To give an example, take a look at my spring 2012 syllabus for The History of Reading. The first third of the course is a highly compressed overview of the “standard narrative” of the historiography of reading and the book: pre-Gutenberg, Gutenberg & early modern print culture, massification of print, globalization of print culture. Rather than trying to give a full, rich view of particular historiographical nodes of debate at each stage along the way, I basically pick on or two readings as synecdoches: Eisenberg and Darnton for Martin, Febvre, Johns and all other early modern & post-Gutenberg analyses, or Rose for much of the literature on massification. Hofmeyr and Khumalo for globalization, here picking Africanist work simply because it’s what I know best.
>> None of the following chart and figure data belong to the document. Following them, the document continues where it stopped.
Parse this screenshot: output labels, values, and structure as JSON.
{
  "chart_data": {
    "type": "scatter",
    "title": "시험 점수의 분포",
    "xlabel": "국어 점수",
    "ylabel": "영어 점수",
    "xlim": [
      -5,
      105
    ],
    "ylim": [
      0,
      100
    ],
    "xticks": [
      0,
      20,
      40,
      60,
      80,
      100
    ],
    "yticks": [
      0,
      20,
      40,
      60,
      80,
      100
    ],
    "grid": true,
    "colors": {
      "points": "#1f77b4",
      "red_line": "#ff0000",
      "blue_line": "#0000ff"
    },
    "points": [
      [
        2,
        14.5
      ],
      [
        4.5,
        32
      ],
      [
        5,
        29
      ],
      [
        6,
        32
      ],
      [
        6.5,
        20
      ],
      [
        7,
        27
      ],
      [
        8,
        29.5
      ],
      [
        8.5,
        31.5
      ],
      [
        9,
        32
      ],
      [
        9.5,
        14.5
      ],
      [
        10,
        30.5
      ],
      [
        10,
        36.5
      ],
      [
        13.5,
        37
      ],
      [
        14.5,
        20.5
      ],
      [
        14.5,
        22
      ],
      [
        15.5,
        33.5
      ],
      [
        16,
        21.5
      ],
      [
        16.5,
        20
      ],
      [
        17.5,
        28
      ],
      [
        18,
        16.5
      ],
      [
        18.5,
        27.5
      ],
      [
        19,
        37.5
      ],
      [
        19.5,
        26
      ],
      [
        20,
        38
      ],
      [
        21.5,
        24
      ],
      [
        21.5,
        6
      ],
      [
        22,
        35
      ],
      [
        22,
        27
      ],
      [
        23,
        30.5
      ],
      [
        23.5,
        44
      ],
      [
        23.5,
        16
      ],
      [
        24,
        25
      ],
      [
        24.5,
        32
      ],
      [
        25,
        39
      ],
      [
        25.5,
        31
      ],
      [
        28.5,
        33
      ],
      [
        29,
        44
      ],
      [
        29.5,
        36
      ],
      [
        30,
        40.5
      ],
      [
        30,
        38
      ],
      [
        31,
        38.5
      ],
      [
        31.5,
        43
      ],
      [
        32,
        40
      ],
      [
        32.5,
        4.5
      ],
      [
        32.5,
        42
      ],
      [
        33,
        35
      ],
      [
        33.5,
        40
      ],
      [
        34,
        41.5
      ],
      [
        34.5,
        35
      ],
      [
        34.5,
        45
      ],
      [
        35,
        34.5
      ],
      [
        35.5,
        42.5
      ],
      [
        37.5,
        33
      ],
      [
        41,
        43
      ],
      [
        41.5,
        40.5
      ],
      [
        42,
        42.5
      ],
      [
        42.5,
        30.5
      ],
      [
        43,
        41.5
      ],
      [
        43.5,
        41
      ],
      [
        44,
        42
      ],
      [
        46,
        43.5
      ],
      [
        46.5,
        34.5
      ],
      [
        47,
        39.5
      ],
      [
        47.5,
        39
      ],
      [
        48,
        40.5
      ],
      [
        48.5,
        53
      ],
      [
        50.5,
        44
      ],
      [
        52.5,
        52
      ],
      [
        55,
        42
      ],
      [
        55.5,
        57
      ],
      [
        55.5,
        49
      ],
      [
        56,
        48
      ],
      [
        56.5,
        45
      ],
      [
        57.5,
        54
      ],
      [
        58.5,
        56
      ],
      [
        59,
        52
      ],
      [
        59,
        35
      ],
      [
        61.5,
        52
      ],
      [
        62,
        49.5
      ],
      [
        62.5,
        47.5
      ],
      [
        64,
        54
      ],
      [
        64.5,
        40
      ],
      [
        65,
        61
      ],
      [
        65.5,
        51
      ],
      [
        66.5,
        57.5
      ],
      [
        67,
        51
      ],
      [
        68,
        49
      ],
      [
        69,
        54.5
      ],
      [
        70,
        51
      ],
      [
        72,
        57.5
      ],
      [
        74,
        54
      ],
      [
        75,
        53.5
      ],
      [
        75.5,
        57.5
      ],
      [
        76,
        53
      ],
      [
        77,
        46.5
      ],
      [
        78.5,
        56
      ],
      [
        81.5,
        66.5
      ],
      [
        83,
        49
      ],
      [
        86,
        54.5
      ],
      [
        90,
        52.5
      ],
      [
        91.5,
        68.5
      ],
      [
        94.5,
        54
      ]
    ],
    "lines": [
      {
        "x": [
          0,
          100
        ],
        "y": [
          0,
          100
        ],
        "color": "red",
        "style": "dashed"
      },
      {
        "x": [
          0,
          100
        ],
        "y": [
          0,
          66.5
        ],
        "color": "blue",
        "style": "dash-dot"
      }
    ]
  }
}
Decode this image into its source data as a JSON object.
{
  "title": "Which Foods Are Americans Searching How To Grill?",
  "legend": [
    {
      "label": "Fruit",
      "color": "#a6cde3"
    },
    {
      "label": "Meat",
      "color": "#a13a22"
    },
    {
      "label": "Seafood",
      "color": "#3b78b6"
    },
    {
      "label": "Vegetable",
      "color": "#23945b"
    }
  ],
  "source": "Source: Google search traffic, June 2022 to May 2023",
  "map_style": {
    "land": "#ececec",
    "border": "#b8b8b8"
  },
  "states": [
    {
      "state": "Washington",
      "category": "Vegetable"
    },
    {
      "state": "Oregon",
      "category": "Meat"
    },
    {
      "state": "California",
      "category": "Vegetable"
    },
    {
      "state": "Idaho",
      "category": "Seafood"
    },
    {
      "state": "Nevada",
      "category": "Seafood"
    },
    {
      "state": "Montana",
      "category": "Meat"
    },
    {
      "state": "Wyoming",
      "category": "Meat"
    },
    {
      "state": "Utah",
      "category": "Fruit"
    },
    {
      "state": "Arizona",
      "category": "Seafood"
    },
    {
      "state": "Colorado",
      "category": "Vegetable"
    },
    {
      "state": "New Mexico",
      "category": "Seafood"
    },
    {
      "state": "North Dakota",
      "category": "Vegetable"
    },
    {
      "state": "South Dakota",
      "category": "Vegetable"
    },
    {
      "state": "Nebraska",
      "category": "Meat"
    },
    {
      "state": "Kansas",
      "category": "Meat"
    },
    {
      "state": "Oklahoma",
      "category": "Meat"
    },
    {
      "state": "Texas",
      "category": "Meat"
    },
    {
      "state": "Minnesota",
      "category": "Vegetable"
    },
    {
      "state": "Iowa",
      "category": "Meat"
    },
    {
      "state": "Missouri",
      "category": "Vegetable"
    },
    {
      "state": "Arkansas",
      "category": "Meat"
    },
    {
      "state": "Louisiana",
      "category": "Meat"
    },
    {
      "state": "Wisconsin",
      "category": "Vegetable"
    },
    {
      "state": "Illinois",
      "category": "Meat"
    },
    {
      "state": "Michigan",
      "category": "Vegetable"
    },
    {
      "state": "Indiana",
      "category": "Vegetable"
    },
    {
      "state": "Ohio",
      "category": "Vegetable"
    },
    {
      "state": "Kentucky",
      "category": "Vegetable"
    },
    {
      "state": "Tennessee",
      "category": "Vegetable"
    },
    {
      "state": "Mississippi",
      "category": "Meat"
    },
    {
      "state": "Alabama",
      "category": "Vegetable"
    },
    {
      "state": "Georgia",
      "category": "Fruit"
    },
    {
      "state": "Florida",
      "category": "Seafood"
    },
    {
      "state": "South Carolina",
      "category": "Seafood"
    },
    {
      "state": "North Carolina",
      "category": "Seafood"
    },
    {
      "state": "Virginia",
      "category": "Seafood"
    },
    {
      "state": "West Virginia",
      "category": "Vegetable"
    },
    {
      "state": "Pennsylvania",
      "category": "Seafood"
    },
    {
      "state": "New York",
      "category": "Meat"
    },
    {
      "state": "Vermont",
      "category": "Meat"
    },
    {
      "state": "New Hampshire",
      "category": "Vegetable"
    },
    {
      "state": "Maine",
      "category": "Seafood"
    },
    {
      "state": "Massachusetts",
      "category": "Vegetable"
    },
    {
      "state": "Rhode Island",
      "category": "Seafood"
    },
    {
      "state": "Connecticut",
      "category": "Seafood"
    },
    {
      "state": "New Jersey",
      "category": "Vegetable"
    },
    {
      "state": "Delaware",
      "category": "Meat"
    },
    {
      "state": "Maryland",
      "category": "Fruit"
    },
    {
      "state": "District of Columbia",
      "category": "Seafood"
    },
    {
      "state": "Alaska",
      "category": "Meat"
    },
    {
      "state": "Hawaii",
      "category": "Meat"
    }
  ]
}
I feel that the more typical impulse from many scholars setting up a class like this is to want to take one or two more tightly circumscribed periods and locations and really get into the back-and-forth of scholarly debate and research. For me, this is just that “spine” that establishes a baseline knowledge that the students can then bring to bear on all sorts of other claims about reading, the book, print culture, literacy and the like, both later in the class and in their research papers. I also have noticed that I frequently place a more universalizing or cognitivist text at the front of courses with this design, to put history as a discipline in some kind of perspective.

The second portion of the class is just a selection of materials about reading and books that I find engaging, written for larger publics. Again, looking at my syllabi, I see now that I usually try to make this move at this point in a course, taking the more specifically scholarly historiography and putting it into relationship with some broader, wider set of reflections about the topic.

The third part of the class is where I try to make the history pay off as a way to read and reconsider contemporary debates of some kind. Most of my classes have as their fundamental argument that contemporary practices and debates have a hidden “genetics” behind them, that there are histories embedded within them that shape those practices without any conscious intent. Or alternatively, I hope to suggest that issues and questions which are taken as being unique or special to our contemporary moment are not, and that the study of the past can usefully unsettle that perception. The point is, one way or another, I want to see what happens when we try to put the historiography to use. Maybe in this case we’ll decide that many of the obituaries being written for the book or for reading are not only in error, but that this is only one of the many moments where it’s been commonplace to believe that reading is at any end. Maybe we’ll decide that reading is genuinely undergoing a revolutionary reinvention (or a total eclipse). Maybe we’ll decide that reading should be knocked off its throne, to be one of a multitude of literacies worth having. Maybe we’ll feel that reading is wonderful but that the modes and practices of reading privileged by the scholarly humanities are killing that which they profess to love. I have no idea. The point is that just covering an academic subject is pointless if the students don’t get some chance to put it to use. And if they get that chance, one of the options on the table always has to be that concern for the subject itself is an impediment to some important or practical outcome. If I’m teaching African history, for example, I feel obligated to offer students at least a glimpse of the ways in which you might decide that “African history” is not the subject frame that you need for studying human experience that has taken place on the African continent.